Asuransi Hollard berencana untuk membimbing siswa lain di berbagai institusi sebelum akhir tahun.

Kepala eksekutif Hollard General Business Daniel Boi Addo mengatakan penting untuk menjelaskan kepada siswa usia ini mengapa mereka membutuhkan pola pikir kewirausahaan yang dapat membantu mereka mencapai masa depan yang lebih baik.

Akademisi Hollard X melayani siswa UENR
Managing Director, Holland General Business, Daniel Boi Addo

Namun, ia menyadari bahwa pola pikir wirausaha tidak dapat diciptakan dalam sehari.

Direktur Pusat Kewirausahaan dan Penciptaan Bisnis di UENR, Reginald Djimatey, mendesak siswa untuk membuat perencanaan sebagai kebiasaan atau mereka berisiko menjadi frustrasi di masa depan.

“Kamu bisa mulai melakukan sesuatu sekarang. Anda tidak perlu menunggu untuk mendapatkan sesuatu yang besar yang mungkin tidak akan pernah datang. Sebelum Anda menyadari bahwa jika Anda tidak memupuk kebiasaan menabung dan merencanakan, Anda akan menua dan frustrasi dalam hidup,” katanya.

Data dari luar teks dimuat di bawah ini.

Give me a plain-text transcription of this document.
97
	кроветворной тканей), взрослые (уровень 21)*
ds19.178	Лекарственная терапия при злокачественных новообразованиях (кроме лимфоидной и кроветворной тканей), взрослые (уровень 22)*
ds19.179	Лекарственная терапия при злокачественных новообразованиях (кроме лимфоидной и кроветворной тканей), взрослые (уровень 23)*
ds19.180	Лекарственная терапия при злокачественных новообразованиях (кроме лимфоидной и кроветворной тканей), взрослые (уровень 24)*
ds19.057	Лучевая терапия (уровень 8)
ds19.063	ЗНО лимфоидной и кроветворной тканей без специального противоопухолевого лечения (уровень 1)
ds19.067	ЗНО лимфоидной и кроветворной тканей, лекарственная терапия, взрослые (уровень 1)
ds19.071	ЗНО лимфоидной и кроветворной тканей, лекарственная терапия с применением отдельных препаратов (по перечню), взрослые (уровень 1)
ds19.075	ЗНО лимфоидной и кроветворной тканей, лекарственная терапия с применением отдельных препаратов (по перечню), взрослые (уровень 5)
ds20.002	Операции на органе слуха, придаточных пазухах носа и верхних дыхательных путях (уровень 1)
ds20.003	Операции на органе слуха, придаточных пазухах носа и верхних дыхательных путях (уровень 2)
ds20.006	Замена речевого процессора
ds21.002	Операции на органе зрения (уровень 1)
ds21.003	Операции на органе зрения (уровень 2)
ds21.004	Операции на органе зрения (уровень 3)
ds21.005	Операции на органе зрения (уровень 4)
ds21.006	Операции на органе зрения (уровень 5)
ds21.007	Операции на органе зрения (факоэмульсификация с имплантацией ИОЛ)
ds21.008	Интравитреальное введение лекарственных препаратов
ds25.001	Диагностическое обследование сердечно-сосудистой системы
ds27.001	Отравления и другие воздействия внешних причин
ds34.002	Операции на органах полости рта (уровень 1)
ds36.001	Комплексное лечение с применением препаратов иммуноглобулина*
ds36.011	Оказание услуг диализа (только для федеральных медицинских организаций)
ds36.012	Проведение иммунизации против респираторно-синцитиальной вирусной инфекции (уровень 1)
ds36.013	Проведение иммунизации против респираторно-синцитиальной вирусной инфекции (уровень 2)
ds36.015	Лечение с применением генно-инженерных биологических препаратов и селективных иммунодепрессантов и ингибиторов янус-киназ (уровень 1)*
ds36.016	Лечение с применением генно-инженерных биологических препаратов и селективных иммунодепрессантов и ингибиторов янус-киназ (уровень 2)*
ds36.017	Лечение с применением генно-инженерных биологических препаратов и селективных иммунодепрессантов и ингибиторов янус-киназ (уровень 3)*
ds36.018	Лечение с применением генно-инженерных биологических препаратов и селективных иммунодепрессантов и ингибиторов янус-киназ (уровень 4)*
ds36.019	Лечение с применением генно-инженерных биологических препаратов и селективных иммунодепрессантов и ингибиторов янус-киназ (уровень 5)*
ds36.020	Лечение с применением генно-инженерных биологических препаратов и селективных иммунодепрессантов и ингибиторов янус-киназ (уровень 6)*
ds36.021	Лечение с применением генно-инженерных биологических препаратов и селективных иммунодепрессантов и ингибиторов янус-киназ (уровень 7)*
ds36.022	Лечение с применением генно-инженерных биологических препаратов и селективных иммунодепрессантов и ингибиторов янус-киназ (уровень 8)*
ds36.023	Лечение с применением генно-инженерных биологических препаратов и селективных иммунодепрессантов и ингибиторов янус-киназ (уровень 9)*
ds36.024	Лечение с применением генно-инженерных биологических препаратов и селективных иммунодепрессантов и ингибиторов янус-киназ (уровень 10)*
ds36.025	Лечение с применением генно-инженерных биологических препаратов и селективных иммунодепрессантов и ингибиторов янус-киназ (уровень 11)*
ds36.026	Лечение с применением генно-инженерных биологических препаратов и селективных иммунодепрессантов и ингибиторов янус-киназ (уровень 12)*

Also Read :  University of Minnesota to manage $34.5M in state funds for startup investments

Para siswa berterima kasih kepada Hollard atas kesempatan itu dan berharap dampak sesi ini akan terwujud dalam kehidupan mereka.

Akademisi Hollard X melayani siswa UENR
Kepala Pusat Kewirausahaan dan Inkubasi Bisnis di UENR, Reginald Djimatey

Michael Frimpong, salah satu siswa peserta, mengatakan selama ini dia hanya fokus untuk mendapatkan nilai bagus, tetapi sesi tersebut mengajarinya bagaimana mempersiapkan kehidupan sepulang sekolah sebagai seorang wirausaha.

Seorang siswa Level 100, Elsie Otuo Acheampong, mengatakan setelah gagal dalam bisnis sebelumnya, sesi mentoring membuatnya merasa berdaya dan termotivasi untuk mulai menabung dan membangun bisnis impiannya saat dia masih sekolah.

Hollard, yang telah beroperasi di Ghana selama lebih dari dua dekade, memiliki dua anak perusahaan – perusahaan asuransi umum dan perusahaan asuransi jiwa – dengan tujuan memberdayakan lebih banyak orang untuk menciptakan dan mengamankan masa depan yang lebih baik.